Malgré cette diversité de contextes, les gestes d’écriture mis en jeu dans les trois volets se rejoignent et forment un tout. Le principal, qui préside à tout le cycle, est le dialogue de deux thèmes (dixit le compositeur et son interprète) qui sont également les cellules récurrentes de l’œuvre : le
thème de l’arrachement, déployé selon un long glissando ascendant, et le
thème de l’âme, plus harmonique et doux, ensemble égrené de quatre notes qui apportent une respiration après la violence de l’arrachement et qui, dans son lyrisme en demi-teinte, est plus épelé que linéaire. Ces thèmes pour ondes se fondent, dans leur succession, avec le matériau riche en timbres divers, de la bande magnétique, ou s’en dégagent, au gré des inflexions des pièces.
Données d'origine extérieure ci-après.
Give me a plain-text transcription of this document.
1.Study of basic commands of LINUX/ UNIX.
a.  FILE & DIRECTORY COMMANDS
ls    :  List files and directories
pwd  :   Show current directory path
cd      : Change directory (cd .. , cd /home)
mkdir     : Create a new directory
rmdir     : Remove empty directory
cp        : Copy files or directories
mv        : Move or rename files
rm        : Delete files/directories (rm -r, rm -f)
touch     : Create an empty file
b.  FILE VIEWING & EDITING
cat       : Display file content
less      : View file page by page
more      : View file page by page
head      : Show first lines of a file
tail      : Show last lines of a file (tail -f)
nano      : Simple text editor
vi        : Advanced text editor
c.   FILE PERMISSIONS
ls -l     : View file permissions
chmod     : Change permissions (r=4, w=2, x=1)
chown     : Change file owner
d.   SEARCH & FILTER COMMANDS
Le tout s’organise de manière équilibrée autour de
Là où vont les nuages, puisque ce second volet privilégie le
thème de l’âme, tandis que la qualité de la bande magnétique se distingue ici des deux autres volets, par sa variété supérieure de couleurs, d’harmoniques et de timbres.
Le plus important reste que ces trois pièces tirent un large parti des possibilités des ondes Martenot, tour à tour violentes et mystérieuses, douces et inquiétantes, dans un parcours opératique qui semble figurer l’aventure mystique d’une âme ou d’une conscience. Quand enfin a lieu la dernière apparition du
thème de l’âme, destiné à clore la trilogie, la tonalité s’enfonce vers des octaves plus graves et la pièce omet la dernière des quatre notes : de cette absence jaillit une sombre aura qui résonne comme une disparition incommensurable, un désastre qui, pour infinitésimal qu’il semble, est gros d’une catastrophe secrète, encore à venir.